Working together? Most modern anesthesia practices use anesthesia care team model with anesthesiologist supervising CRNAs. Independent CRNA practice grows in some states.

Lifestyle comparison? Both demanding with shift work and on-call. Anesthesiologist more case complexity responsibility. CRNA more procedural focus.

MC

Written by Dr. Maria Chen, MD

Career Analyst

Dr. Chen has over 10 years of experience in anesthesiology. She specializes in perioperative care at a major metropolitan hospital.

Clinically reviewed by Dr. Raj Patel, MDData verified by Dr. Amina Khan, MD

Frequently Asked Questions

Do CRNAs make more than anesthesiologists?

On average, no — anesthesiologist mean pay is well above $330,000 versus around $214,000 for CRNAs. But CRNAs reach attending-level pay 4–5 years sooner with much less debt, so lifetime ROI on training time is often higher. Locum CRNAs can earn $300,000+ in some markets.

Can a CRNA do everything an anesthesiologist does?
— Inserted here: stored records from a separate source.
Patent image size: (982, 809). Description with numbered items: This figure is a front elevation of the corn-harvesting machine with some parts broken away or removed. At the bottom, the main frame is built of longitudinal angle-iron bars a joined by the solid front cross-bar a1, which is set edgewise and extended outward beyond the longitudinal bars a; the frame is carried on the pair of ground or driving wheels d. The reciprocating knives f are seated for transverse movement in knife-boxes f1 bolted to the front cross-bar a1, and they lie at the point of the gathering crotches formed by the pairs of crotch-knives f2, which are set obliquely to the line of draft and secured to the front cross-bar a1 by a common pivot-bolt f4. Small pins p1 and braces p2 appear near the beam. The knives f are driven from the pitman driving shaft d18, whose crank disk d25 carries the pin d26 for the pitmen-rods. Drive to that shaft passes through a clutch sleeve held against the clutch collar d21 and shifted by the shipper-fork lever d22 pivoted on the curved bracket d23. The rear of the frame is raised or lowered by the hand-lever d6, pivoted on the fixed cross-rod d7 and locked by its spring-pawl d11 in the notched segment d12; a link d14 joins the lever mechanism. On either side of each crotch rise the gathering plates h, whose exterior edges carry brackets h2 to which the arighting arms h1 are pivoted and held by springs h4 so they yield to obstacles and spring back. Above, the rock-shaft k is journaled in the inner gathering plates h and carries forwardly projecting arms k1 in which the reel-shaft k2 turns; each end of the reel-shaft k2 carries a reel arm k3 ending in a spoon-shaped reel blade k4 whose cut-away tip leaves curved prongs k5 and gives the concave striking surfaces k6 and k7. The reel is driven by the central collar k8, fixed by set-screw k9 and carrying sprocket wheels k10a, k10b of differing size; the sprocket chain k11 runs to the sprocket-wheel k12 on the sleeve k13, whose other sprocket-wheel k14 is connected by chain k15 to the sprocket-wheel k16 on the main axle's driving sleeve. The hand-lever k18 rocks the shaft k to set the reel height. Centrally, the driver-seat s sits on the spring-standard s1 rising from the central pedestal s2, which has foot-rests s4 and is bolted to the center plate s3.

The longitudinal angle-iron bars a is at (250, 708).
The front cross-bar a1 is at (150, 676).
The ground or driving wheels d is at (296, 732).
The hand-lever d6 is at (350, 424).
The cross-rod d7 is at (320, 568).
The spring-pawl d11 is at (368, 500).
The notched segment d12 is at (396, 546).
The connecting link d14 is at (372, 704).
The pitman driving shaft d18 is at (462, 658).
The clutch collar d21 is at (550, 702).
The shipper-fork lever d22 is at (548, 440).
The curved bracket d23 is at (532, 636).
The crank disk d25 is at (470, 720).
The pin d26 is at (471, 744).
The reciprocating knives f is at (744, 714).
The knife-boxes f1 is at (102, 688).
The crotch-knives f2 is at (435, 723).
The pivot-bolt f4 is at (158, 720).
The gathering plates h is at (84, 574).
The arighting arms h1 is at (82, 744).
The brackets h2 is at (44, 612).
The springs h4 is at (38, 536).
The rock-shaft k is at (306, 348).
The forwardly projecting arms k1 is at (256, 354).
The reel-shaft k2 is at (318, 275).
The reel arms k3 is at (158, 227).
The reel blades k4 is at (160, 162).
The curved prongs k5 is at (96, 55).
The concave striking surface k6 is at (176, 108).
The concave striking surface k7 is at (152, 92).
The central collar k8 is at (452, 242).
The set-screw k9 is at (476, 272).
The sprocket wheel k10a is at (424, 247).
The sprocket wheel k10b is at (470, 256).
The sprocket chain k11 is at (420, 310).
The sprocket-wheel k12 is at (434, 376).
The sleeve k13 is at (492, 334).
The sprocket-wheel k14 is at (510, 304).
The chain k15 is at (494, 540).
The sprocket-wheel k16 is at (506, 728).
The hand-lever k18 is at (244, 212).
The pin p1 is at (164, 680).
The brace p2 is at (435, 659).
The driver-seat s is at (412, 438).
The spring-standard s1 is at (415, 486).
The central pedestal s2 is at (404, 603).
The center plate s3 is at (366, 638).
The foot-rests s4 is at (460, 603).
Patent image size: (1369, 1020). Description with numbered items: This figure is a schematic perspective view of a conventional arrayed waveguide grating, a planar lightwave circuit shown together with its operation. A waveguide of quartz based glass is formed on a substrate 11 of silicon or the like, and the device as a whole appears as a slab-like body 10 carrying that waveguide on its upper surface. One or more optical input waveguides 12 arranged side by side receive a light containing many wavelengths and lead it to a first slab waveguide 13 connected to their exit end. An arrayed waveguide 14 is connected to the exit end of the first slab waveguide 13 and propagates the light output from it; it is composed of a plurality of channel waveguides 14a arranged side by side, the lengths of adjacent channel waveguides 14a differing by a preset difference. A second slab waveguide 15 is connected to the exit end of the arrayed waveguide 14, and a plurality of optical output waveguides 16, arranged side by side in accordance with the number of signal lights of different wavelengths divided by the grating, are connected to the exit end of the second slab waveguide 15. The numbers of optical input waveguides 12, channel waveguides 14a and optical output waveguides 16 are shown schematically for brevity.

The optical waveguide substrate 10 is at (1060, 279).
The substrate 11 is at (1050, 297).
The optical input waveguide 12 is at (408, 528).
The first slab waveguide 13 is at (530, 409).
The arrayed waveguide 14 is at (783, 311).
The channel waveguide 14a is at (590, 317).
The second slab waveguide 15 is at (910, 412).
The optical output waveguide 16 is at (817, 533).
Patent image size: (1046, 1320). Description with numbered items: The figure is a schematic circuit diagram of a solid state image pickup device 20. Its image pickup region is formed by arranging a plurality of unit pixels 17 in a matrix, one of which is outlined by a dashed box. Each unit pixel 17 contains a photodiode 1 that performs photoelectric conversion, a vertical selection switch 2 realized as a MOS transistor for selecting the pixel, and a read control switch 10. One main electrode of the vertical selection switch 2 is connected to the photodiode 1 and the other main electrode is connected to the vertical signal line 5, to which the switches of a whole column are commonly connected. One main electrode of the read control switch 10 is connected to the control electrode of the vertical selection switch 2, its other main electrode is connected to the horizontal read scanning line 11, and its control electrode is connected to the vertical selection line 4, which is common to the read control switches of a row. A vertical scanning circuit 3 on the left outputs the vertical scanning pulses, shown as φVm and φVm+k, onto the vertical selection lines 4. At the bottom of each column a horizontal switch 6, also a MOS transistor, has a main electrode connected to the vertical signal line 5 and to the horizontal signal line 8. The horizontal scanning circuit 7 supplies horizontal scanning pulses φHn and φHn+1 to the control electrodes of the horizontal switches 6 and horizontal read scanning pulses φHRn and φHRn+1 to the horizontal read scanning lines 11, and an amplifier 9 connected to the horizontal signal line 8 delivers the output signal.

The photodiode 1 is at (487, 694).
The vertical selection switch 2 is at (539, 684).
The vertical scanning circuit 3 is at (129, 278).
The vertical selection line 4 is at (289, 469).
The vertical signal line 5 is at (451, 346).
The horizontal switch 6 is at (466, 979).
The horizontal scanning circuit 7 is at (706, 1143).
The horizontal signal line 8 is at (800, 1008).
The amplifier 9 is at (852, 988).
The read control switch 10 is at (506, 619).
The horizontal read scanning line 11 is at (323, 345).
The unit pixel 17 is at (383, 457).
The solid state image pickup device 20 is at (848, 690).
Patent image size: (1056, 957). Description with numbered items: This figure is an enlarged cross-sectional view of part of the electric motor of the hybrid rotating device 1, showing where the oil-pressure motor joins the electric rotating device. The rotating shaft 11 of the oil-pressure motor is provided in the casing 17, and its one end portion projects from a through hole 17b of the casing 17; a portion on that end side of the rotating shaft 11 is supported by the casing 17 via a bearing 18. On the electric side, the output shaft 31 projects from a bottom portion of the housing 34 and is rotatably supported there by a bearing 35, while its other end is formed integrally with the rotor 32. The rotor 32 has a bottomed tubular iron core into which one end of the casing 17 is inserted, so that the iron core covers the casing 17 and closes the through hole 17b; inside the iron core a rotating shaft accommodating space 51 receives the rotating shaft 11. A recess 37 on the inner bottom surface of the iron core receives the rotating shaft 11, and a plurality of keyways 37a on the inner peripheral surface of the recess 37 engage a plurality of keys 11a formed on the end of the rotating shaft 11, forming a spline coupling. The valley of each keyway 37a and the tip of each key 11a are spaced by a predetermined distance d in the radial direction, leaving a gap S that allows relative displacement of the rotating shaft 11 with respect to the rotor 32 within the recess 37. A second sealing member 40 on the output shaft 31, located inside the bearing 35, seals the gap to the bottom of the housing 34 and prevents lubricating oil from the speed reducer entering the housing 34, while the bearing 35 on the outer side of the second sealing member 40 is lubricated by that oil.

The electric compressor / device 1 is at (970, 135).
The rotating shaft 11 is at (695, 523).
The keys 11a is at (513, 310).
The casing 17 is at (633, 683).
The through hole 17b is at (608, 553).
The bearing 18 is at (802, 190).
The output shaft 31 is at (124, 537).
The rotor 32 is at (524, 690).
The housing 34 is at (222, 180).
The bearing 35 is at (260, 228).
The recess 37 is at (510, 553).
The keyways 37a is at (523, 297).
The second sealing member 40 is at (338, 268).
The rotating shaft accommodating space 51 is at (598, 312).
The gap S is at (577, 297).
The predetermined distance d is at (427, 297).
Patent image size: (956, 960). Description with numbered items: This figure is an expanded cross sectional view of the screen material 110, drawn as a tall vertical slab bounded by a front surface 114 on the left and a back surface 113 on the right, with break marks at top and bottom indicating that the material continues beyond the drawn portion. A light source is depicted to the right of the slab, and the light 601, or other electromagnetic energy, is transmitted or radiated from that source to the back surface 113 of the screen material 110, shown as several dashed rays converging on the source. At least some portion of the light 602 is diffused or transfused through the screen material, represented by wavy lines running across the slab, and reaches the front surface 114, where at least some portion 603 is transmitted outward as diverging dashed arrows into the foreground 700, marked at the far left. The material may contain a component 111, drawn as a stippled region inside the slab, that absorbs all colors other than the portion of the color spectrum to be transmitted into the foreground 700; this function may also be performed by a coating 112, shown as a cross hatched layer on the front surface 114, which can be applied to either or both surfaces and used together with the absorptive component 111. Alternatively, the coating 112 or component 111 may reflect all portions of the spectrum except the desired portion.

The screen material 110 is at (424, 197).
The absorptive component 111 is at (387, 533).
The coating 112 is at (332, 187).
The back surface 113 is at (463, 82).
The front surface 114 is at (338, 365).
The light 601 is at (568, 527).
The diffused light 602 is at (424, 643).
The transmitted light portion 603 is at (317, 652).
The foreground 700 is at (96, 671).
Most general OR cases, yes — including airway management, regional anesthesia, and general anesthesia. Cardiac, complex pediatrics, transplants, and interventional pain medicine remain primarily physician-staffed in most U.S. centers. Scope also depends on whether your state has opted out of federal supervision rules.

Which is harder to get into, anesthesiology residency or CRNA school?

Both are competitive in different ways. CRNA programs accept roughly 25–30% of applicants and require 1–2 years of ICU experience plus a strong BSN GPA. Anesthesiology residency match rate is around 95% for U.S. seniors but requires getting into medical school first, which is a much harder filter.

What states allow CRNAs to practice without physician supervision?

More than 25 states have opted out of the federal Medicare physician supervision rule, including Iowa, Nebraska, Kansas, North Dakota, and Montana. State nurse practice acts also vary. Opt-out states typically have higher CRNA pay because more solo and rural positions exist.

Can I become a CRNA after medical school instead of residency?

No. CRNA is a nursing path that requires a BSN, an active RN license, and ICU experience as an RN. If you've completed medical school, the natural step is anesthesiology residency, not CRNA training.